Le 7 février 2026, un essai de basculement du transformateur principal* vers le transformateur auxiliaire ** met en évidence un temps de transfert anormalement long sur un tableau électrique, entraînant le démarrage automatique du diesel de secours comme prévu par les règles générales d’exploitation. Les investigations techniques réalisées ensuite révèlent la défaillance d’une batterie, qui n’a pas assuré le maintien de l’alimentation du tableau électrique associé, ce qui a empêché le fonctionnement attendu de certains disjoncteurs. Les analyses permettent de dater sa défaillance au 25 janvier, mais celle‑ci n’a été détectée que le 7 février, au‑delà du délai prescrit pour ce type d’indisponibilité par les spécifications techniques d’exploitation.
L’événement n’a eu aucune conséquence sur la sûreté, l’environnement ou le personnel. Les autres moyens d’alimentation de secours sont restés disponibles en permanence. En raison de sa détection tardive, cet évènement été déclaré, le 24 février 2026, à l’Autorité de sûreté nucléaire et de radioprotection, au niveau 1 de l’échelle INES qui en compte 7.

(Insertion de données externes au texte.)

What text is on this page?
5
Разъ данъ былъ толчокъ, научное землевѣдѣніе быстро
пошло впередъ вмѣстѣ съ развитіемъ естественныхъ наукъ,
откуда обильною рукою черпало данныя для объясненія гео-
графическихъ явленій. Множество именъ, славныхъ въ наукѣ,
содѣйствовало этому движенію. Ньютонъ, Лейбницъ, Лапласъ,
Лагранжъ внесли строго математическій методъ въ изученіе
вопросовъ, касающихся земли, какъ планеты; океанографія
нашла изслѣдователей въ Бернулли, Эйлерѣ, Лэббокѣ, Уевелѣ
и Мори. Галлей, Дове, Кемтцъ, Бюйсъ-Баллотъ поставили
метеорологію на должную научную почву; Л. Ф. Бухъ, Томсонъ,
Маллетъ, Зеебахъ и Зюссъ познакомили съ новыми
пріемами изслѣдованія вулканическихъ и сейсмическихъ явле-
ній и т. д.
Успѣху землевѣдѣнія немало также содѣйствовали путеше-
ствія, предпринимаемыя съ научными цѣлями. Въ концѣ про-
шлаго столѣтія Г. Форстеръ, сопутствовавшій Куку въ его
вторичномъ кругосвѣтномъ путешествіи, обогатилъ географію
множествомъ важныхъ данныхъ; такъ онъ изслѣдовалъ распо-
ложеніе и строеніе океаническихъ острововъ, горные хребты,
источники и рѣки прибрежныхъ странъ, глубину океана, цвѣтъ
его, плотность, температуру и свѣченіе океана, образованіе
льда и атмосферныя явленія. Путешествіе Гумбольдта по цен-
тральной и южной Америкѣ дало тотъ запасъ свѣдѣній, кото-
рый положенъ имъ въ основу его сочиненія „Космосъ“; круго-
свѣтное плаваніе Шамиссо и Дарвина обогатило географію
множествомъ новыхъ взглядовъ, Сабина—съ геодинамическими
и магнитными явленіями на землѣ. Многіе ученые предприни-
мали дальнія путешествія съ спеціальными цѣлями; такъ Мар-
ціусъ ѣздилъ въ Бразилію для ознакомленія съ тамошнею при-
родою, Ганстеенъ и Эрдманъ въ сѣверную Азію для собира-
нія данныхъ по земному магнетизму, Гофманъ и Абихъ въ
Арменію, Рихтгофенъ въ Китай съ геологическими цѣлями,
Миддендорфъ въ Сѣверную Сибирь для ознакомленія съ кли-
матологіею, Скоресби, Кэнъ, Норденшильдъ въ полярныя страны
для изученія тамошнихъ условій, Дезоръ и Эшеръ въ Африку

* Transformateur principal : transformateur qui permet d’évacuer la production électrique d’une unité de production. Quand celle-ci est arrêtée, il permet d’alimenter ses systèmes de sauvegarde avec l’énergie fournie par le réseau électrique à haute tension 400 000 V.
** Transformateur auxiliaire : fournit de l’énergie depuis une ligne à haute tension de secours (225 000 V) en cas d’indisponibilité du transformateur principal pour alimenter les systèmes de sauvegarde de l’unité de production pendant son arrêt.